I had found the retro format that we used (normally some variant of Start/Stop/Continue/Less/More or other relatively common retros) very positive. I was able to speak my mind, and most team members would raise a point or two during the course of most meetings.
However, when we moved to remote work, we started finding a lot more clashes when talking in these meetings. People would start talking at the same time, and without body language and with lag, these awkward interactions would happen a few times each retro, leaving the time we set aside feeling rushed. It also left members of the team unable to make their points well, particularly if their internet was less reliable, or they had the distractions of also needing to care for small children. So, I searched for a solution.

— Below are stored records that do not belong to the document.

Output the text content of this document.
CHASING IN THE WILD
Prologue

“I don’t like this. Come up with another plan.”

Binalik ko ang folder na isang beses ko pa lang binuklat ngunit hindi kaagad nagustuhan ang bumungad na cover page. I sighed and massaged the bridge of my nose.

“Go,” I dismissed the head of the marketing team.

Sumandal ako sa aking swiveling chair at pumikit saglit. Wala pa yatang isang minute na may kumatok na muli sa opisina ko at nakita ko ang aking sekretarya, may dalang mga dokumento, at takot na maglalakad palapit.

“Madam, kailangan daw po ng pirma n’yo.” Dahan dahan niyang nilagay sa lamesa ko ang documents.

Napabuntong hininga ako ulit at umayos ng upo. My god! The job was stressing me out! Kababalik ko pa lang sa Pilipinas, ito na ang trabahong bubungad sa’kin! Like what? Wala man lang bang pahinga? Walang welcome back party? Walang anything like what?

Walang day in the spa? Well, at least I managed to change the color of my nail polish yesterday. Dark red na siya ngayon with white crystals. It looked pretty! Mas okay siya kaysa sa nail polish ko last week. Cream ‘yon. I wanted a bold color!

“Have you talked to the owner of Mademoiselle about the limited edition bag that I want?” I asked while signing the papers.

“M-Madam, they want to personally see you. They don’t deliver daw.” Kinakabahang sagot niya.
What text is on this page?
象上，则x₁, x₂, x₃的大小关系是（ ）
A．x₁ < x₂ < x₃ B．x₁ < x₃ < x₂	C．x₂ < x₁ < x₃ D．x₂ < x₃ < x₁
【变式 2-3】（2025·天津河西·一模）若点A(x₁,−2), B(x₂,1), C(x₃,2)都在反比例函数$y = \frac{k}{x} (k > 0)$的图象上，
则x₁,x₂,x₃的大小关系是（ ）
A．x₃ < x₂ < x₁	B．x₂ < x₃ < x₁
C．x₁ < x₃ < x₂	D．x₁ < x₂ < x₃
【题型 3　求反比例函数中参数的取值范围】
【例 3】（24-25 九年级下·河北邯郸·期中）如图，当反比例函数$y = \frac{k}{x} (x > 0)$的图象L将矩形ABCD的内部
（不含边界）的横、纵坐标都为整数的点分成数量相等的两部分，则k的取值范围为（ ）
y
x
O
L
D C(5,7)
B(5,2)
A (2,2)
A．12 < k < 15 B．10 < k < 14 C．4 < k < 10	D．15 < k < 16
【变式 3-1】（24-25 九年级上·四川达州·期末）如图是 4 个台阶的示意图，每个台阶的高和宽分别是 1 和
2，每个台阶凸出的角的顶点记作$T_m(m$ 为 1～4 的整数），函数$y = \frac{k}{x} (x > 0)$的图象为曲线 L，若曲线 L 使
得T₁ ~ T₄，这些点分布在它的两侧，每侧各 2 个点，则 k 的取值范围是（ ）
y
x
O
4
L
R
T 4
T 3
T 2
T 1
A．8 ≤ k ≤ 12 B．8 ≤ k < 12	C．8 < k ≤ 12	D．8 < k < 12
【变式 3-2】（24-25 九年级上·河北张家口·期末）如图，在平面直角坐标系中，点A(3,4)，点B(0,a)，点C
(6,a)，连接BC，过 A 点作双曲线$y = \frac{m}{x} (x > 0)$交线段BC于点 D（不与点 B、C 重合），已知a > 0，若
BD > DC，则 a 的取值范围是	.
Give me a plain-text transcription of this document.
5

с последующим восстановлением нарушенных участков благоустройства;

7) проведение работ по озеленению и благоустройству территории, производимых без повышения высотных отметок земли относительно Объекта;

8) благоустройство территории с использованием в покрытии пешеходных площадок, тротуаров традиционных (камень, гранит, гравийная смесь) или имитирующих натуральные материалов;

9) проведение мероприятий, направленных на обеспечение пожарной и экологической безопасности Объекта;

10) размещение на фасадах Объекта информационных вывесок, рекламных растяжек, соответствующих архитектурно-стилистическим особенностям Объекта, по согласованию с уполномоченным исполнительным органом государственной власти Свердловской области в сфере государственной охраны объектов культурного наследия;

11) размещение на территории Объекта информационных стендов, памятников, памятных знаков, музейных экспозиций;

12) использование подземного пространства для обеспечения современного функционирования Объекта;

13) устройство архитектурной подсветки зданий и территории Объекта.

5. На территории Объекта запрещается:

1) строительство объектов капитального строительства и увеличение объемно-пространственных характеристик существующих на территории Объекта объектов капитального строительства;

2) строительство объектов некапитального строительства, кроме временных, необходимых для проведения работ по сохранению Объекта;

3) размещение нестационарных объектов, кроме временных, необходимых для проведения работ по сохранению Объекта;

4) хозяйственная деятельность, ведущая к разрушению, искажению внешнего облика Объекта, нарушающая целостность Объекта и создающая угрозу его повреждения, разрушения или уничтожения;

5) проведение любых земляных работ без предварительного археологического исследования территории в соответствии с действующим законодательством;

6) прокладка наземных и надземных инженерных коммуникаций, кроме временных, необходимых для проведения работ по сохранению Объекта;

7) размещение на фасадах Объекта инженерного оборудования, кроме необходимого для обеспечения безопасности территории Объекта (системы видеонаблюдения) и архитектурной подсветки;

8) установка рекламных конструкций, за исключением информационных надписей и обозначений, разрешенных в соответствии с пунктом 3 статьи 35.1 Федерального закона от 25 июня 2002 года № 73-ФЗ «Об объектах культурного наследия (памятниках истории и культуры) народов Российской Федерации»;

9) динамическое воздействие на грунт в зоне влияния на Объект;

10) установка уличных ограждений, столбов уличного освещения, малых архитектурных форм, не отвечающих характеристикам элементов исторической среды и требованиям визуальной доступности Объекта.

I came across a collection of blog posts by Chelsea Troy (here is the one I found first) on the topic, and reading them rang very true to me. She writes that the unspoken rule of how meetings work normally, a style she terms caucus, can be stated: “The first person to utter something gets the floor”. As a fast and confident speaker, I realised that this was certainly something that I was benefiting from in face to face meetings, and something that I ought to be doing more to mitigate.
So I proposed to my team that we try to run retros in the style that Chelsea suggests: using a moderator. Chelsea describes a moderated conversation like so: “In a moderated conversation, folks get the opportunity to contribute by asking the moderator for a spot instead of participating in a speed-based elimination contest that starts over every time another person’s monologue is coming to an end”.
I suggested that since I was proposing this new style of meeting, and I felt it was likely that historically I’d taken up more than my fair share of space in retros, I would moderate the first meeting in the new style. The team agreed to me moderating, and so the next retro, we gave it a shot.
I took control of the virtual meeting room, muted the team, and reiterated the agenda:
- 5 minutes to write things we wanted to talk about from the last sprint
- A pause to ask for elaboration if we felt any written points were unclear to us.
- 5 minutes to vote on what things we wanted to talk about as a team.
- We would then talk about the 3 most important things as voted on by the team, with any interested party getting their chance to talk.
The primary way in which this varied from previous retros is that I adhered to the principles suggested by Chelsea, using the tools available to me in Zoom. I could mute and unmute people, allowing me to ensure that everyone was given space to talk without interruption. The team virtually raised hands and formed a queue to talk, sometimes joining the queue again if they wanted to reply to something someone else raised. I prompted specific members of the team to speak on a topic if they’d written a point, or if they had relevant experience. As the moderator, I tried to avoid being opinionated.
It worked. As one team member put it: “I found it super useful. We have always suffered from long retros where the loudest people contribute the most. It was interesting hearing what quieter members had to say when they felt empowered to speak up. Can't imagine retros any other way now!”
Members of the team who had been spoken over before got a chance to speak their thoughts to completion, and chatty team mates spoke succinctly, aware that the next person would not get to speak until they finished. Despite the clunkiness of managing the teams ability to communicate, we finished comfortably inside the time we set aside, with all points that had been raised fully discussed. We’ve run a few more retros in this style since the first one, and it stays a successful pattern for ensuring that everyone gets to speak their piece and be heard. In the next retro we ran, the new format even came up as a positive!
If you’re having trouble with remote meetings, particularly with team members speaking over each other or team mates not being able to be listened to because they don’t feel comfortable interrupting, then I thoroughly recommend trying to introduce moderation. However, we haven’t introduced it to all our meetings, only to longer ones where there is a more solid structure to allow the organised flow of conversation.
After all, as Oscar Wilde said, “Everything in moderation, including moderation”.